RoCE + Switchdev?

Side note..this is on linux inbox driver, not OFED, but the cards in question are so old, so it’s more of a community question.

I have a home testlab. I am using an older ConnextX-4 adapter.
I set my roce mode to v1 as it is all I need, and also I have some devices using older ConnectX 3 cards.

echo ‘IB/RoCE v1’ > /sys/kernel/config/rdma_cm/$dev/ports/1/default_roce_mode

I notice if I put the ConnectX 4 card in “switchdev” mode
devlink dev eswitch set pci/0000:06:00.0 mode switchdev
The default_roce_mode linux kernel config FS becomes unavailable.

I suppose the end goal was to create a vSwitch with Open VSwitch on one of the representative devices, for use with Incus\LXD hypervisor.

The workaround on the ConnectX4 device I find is to use a software bridge on a probe VF device and set trust on
ip link set dev enp6s0f0np0 vf 0 trust on

On a connectx 3 card, it seems the VFs don’t like to pass traffic not from it’s own mac, there is no trust option.

Is it expected that the kernel config fs option goes away when turning on switchdev?

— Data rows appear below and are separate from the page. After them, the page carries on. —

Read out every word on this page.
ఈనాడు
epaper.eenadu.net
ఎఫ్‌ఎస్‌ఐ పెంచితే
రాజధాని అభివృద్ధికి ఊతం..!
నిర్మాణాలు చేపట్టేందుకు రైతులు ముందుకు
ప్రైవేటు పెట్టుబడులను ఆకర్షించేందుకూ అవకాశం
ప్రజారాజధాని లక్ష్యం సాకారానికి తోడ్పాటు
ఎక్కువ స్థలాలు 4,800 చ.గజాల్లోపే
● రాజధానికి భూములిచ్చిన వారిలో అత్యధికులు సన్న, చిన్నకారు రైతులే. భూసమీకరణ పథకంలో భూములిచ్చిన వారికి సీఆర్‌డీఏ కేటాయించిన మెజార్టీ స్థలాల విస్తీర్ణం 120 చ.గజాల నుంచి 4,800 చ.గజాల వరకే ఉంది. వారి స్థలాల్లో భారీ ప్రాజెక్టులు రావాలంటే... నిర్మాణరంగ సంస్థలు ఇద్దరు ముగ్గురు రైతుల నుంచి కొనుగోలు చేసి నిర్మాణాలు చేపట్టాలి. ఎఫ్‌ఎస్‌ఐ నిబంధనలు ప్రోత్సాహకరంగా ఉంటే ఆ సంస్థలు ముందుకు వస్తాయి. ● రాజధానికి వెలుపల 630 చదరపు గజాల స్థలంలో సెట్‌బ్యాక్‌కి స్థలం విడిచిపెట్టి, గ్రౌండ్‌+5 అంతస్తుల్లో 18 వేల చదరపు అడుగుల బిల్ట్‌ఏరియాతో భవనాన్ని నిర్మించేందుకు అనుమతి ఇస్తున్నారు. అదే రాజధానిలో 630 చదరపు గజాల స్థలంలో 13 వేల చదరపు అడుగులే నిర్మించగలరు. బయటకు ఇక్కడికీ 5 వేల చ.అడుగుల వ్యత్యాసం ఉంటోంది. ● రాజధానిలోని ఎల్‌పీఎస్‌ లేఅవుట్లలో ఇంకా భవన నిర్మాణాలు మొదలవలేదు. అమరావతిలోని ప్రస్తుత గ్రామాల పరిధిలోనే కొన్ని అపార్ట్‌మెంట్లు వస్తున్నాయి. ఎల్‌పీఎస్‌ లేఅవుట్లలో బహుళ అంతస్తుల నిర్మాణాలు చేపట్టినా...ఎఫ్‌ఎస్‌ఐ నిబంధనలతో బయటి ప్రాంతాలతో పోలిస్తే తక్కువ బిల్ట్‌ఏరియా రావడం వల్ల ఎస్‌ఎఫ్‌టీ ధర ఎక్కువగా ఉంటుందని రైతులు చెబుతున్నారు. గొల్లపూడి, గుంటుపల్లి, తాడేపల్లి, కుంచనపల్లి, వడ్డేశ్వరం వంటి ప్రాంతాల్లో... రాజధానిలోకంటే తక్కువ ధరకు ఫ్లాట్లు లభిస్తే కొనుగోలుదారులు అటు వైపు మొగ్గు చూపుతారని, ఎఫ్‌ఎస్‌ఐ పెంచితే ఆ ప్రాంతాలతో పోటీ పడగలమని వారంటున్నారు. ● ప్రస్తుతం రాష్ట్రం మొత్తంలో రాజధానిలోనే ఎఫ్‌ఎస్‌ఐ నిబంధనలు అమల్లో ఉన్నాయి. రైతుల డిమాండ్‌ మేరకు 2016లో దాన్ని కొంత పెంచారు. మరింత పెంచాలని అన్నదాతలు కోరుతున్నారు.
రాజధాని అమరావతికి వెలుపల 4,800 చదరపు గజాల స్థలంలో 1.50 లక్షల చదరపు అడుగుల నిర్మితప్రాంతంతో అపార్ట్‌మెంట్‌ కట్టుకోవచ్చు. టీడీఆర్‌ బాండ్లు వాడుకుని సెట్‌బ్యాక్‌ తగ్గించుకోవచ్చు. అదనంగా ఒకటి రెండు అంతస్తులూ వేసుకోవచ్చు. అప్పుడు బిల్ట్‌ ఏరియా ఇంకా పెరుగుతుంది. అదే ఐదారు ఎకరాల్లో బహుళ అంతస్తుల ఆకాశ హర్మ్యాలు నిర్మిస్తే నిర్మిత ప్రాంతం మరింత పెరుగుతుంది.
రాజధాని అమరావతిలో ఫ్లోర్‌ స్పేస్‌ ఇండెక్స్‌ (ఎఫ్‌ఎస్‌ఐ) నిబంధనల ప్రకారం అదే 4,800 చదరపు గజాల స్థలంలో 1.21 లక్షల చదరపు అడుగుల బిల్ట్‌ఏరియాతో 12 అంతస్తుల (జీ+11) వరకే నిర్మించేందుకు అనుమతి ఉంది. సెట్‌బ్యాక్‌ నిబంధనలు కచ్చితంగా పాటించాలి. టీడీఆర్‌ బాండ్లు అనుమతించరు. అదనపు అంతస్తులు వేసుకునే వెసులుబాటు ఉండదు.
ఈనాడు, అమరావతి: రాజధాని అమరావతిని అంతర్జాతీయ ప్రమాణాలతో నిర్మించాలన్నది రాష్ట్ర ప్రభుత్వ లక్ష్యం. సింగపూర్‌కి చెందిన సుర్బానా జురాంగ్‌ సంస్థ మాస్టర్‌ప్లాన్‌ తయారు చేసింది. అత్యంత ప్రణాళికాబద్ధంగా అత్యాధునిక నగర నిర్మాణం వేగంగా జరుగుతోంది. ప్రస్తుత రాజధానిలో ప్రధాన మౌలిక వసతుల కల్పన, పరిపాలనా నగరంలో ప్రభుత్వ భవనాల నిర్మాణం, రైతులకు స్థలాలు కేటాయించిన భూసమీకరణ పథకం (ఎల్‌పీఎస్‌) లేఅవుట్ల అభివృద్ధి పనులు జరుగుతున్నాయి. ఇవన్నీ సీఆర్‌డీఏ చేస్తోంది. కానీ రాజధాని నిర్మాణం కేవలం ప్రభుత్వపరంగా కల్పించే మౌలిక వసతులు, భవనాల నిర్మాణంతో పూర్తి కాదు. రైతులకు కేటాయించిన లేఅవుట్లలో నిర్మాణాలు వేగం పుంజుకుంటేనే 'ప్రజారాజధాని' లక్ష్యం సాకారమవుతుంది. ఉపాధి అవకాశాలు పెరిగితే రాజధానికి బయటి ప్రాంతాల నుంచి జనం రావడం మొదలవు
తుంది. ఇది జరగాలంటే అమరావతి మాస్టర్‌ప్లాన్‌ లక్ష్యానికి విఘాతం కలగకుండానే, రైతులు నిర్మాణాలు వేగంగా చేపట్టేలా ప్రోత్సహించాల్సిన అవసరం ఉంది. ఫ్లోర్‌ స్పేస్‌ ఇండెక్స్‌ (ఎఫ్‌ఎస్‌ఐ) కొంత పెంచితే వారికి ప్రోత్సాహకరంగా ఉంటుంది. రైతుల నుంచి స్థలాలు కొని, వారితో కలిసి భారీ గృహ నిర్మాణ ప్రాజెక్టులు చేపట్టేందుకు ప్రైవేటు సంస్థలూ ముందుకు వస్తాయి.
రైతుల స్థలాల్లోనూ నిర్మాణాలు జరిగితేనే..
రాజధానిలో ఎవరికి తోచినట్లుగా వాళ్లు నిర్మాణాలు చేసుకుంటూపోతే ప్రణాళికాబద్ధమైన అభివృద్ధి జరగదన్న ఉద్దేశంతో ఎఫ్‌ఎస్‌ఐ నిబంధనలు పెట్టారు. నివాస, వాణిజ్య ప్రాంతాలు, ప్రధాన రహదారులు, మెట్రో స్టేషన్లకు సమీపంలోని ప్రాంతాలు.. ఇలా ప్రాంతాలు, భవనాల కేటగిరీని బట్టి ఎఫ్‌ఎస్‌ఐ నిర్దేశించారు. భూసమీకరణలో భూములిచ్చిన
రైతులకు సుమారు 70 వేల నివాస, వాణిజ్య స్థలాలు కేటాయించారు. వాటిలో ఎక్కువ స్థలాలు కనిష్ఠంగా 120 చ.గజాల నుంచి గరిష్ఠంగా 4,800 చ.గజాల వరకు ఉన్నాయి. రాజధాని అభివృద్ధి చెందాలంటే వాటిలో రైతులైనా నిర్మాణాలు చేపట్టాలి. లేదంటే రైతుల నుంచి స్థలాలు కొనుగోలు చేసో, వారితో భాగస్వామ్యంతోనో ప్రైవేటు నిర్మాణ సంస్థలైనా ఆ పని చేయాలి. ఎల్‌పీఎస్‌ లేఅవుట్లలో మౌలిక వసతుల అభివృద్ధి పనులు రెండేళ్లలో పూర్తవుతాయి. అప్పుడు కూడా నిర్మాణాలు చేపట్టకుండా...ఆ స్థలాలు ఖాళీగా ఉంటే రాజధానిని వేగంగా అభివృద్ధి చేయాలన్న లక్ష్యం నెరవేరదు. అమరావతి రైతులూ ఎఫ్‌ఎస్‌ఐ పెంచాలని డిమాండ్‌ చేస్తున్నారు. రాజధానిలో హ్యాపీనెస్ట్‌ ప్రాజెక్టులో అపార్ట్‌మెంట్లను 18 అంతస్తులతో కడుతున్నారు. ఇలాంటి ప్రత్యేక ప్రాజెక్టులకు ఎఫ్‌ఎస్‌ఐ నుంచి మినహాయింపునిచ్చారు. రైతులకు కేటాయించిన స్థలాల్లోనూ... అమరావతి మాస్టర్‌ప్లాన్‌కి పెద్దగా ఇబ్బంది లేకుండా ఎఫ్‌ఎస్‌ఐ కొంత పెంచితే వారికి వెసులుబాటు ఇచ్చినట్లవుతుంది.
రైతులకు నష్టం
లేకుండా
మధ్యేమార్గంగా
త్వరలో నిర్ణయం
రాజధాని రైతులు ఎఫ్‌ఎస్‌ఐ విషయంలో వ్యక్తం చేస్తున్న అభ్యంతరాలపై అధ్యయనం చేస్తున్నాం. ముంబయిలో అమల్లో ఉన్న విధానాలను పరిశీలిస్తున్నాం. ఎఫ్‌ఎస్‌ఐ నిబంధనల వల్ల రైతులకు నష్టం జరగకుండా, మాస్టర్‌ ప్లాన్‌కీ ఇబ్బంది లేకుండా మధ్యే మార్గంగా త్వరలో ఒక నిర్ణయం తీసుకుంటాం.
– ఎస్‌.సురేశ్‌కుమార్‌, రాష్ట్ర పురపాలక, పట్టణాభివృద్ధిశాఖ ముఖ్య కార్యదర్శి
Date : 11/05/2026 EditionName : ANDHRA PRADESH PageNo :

I was just testing NVMEoF + RDMA + some hypervisor stuff at home. Professionally I’ve only ever worked with FibreChannel. I think I want to recommend RoCE to syseng teams if I ever work in a new environment.

Does turning on switchdev on newer devices, like 6,7 or 8, impact RDMA controls over the base PF in Linux?
Is it normal to have the hypervisor run a vswitch bridge on the same port as storage traffic in a production enterprise environment?

The solution to much of this, even in home, would be to use separate cards or ports for vswitching and hypervisor storage. That would consume switch ports, though.

Or is this a bug? Not sure if it’s intentional - the configfs option going away in switchdev mode.

I’m basically curious on newer hardware - if it’s normal practice to run vswitch and virtualization hypervisor storage over the same physical ports and links with VFs, or if there can be certain limitations there too.

Coming from healthcare IT where it is common to see 16 gbit FC storage links, and 10gb networking, and the fabric genuinely struggles, even these old cards at 40gbit is mindblowingly fast. The VFs pass to VMs fine, ISCSI\SER or NVMEoF over RDMA works fine. I think we’re missing out in this industry.

For ConnectX-4, in switchdev mode, the kernel disables RDMA CM support for the base Physical Function (PF). This is expected.

This is consistent across the mlx5 adapters (CX4, 5, 6 and 7).

Please use RDMA CM on Virtual Functions (VFs) instead of the PF when in switchdev mode.

The storage traffic can run over the same port with RDMA.